O3-mini simulated scikit calculations
8 comments
·February 21, 2025jaccola
When I ran these prompts, I saw in the chain of thought
Hmm, I need to run some code. I'm thinking I can use Python, right? There’s this Python tool I can simulate in my environment since I can’t actually execute the code. I’ll run a TfidfVectorizer code snippet to compute some outcomes.
It is ambiguous, but this leads me to believe the model does have access to a Python tool. Also, my 'toy examples' were identical to yours, making me think it has been seen in the training data.This gave me a thought on the future of consumer-facing LLMs though. I was speaking to my nephew about his iPhone, he hadn't really considered that it was "just" a battery, a screen, some chips, a motor, etc.. all in a nice casing. To him, it was a magic phone!

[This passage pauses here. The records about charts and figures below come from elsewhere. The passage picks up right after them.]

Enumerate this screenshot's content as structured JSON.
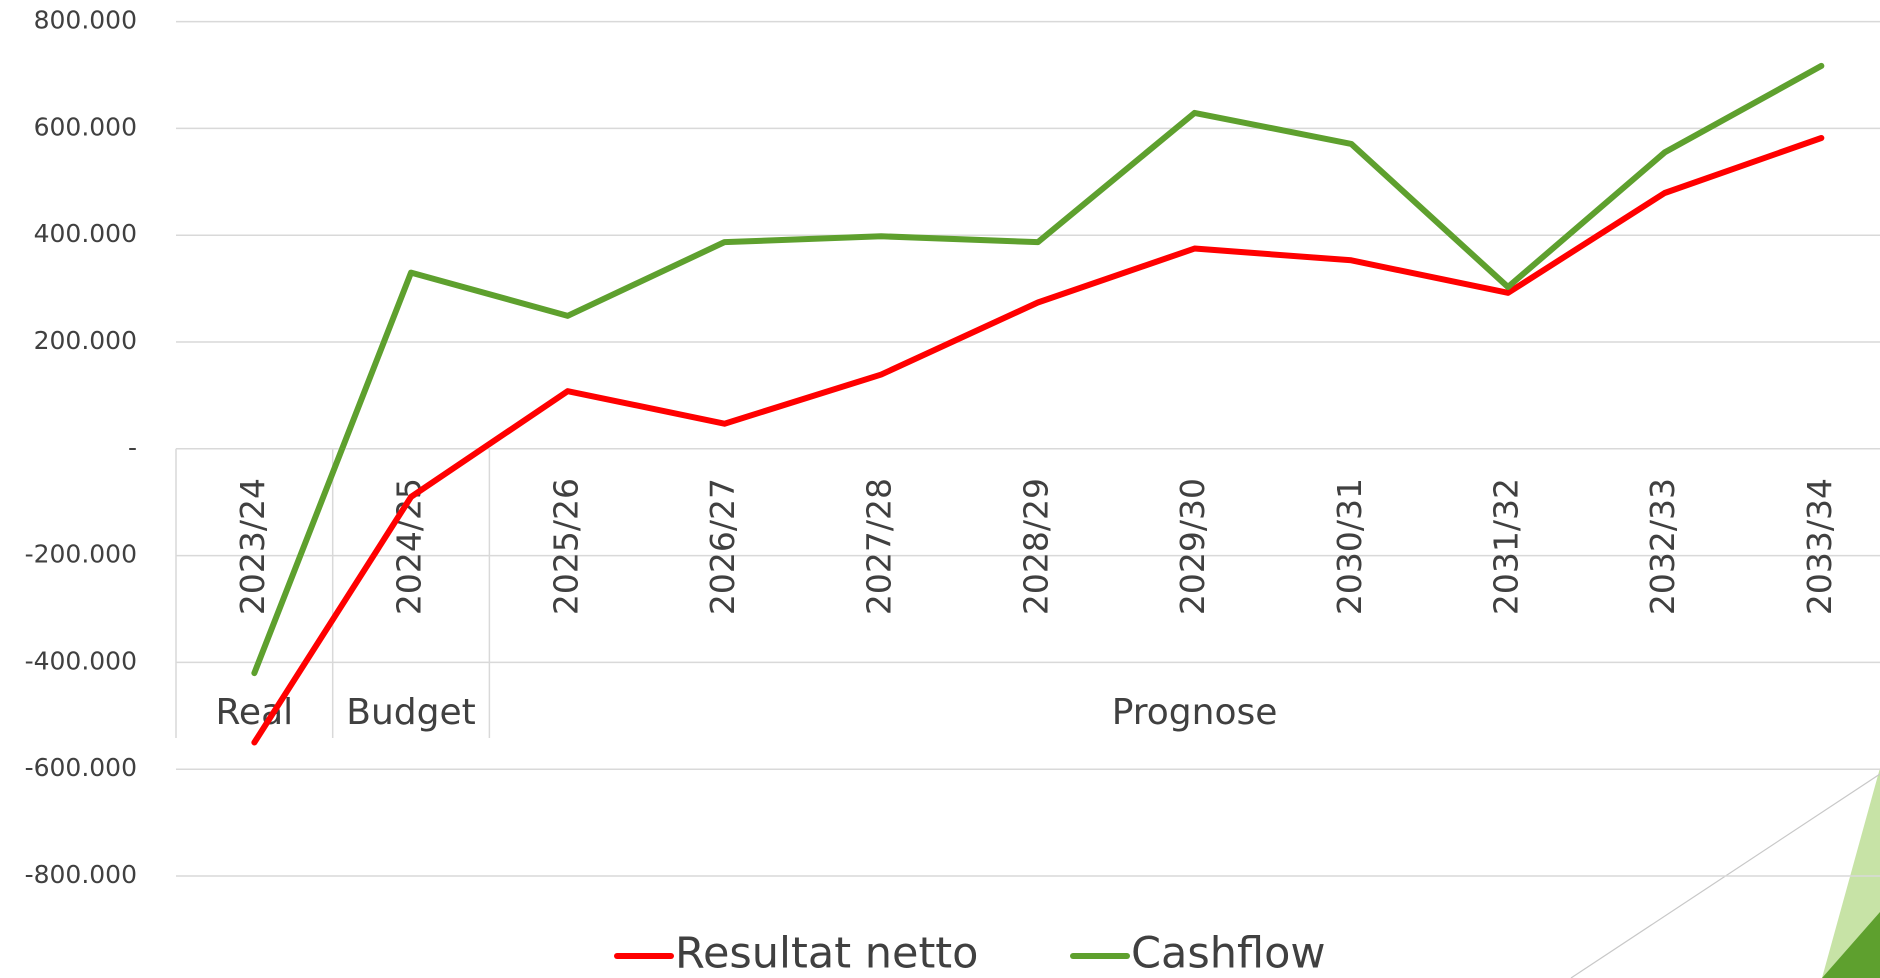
{
  "chart_data": {
    "type": "line",
    "categories": [
      "2023/24",
      "2024/25",
      "2025/26",
      "2026/27",
      "2027/28",
      "2028/29",
      "2029/30",
      "2030/31",
      "2031/32",
      "2032/33",
      "2033/34"
    ],
    "category_groups": [
      {
        "label": "Real",
        "count": 1
      },
      {
        "label": "Budget",
        "count": 1
      },
      {
        "label": "Prognose",
        "count": 9
      }
    ],
    "series": [
      {
        "name": "Resultat netto",
        "color": "#ff0000",
        "values": [
          -550000,
          -90000,
          108000,
          47000,
          139000,
          274000,
          375000,
          353000,
          292000,
          479000,
          582000
        ]
      },
      {
        "name": "Cashflow",
        "color": "#5ea02e",
        "values": [
          -420000,
          330000,
          249000,
          387000,
          398000,
          387000,
          629000,
          571000,
          303000,
          555000,
          717000
        ]
      }
    ],
    "ylim": [
      -800000,
      800000
    ],
    "yticks": [
      {
        "value": -800000,
        "label": "-800.000"
      },
      {
        "value": -600000,
        "label": "-600.000"
      },
      {
        "value": -400000,
        "label": "-400.000"
      },
      {
        "value": -200000,
        "label": "-200.000"
      },
      {
        "value": 0,
        "label": "-"
      },
      {
        "value": 200000,
        "label": "200.000"
      },
      {
        "value": 400000,
        "label": "400.000"
      },
      {
        "value": 600000,
        "label": "600.000"
      },
      {
        "value": 800000,
        "label": "800.000"
      }
    ],
    "grid": true,
    "legend": "bottom"
  }
}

Technical users will understand LLMs are "just" next token predictors that can output structured content to interface with tools all wrapped in a nice UI. To most people they will become magic. (I already watched a video where someone tried to tell the LLM to "forget" some info...)
lblume
Well, the code in question is also written by the same LLM, so it could just output something it knows the answers to already. On its own, this result doesn't really seem to prove anything.
jlmorton
I tried with alternate values and got the same result - not quite precisely exact, but extremely close values.
emsi
OK, this is wild. I just saw o3-mini (regular) to precisely simulate (calculate?) output of quite complicated computations. Well, at least for a human… and no, it didn’t use code interpreter.
politelemon
Perhaps worth running a few more submissions to determine if it did use one or not.
tripplyons
How do you know it didn't use a code interpreter if they don't share the chain-of-thought?
null
There's a methodological flaw here—you asked the model to generate an example, and then simulate the results on that example. For all you know, that specific (very simple) example and its output are available on the internet somewhere. Try it with five strings of other random words and see how it does.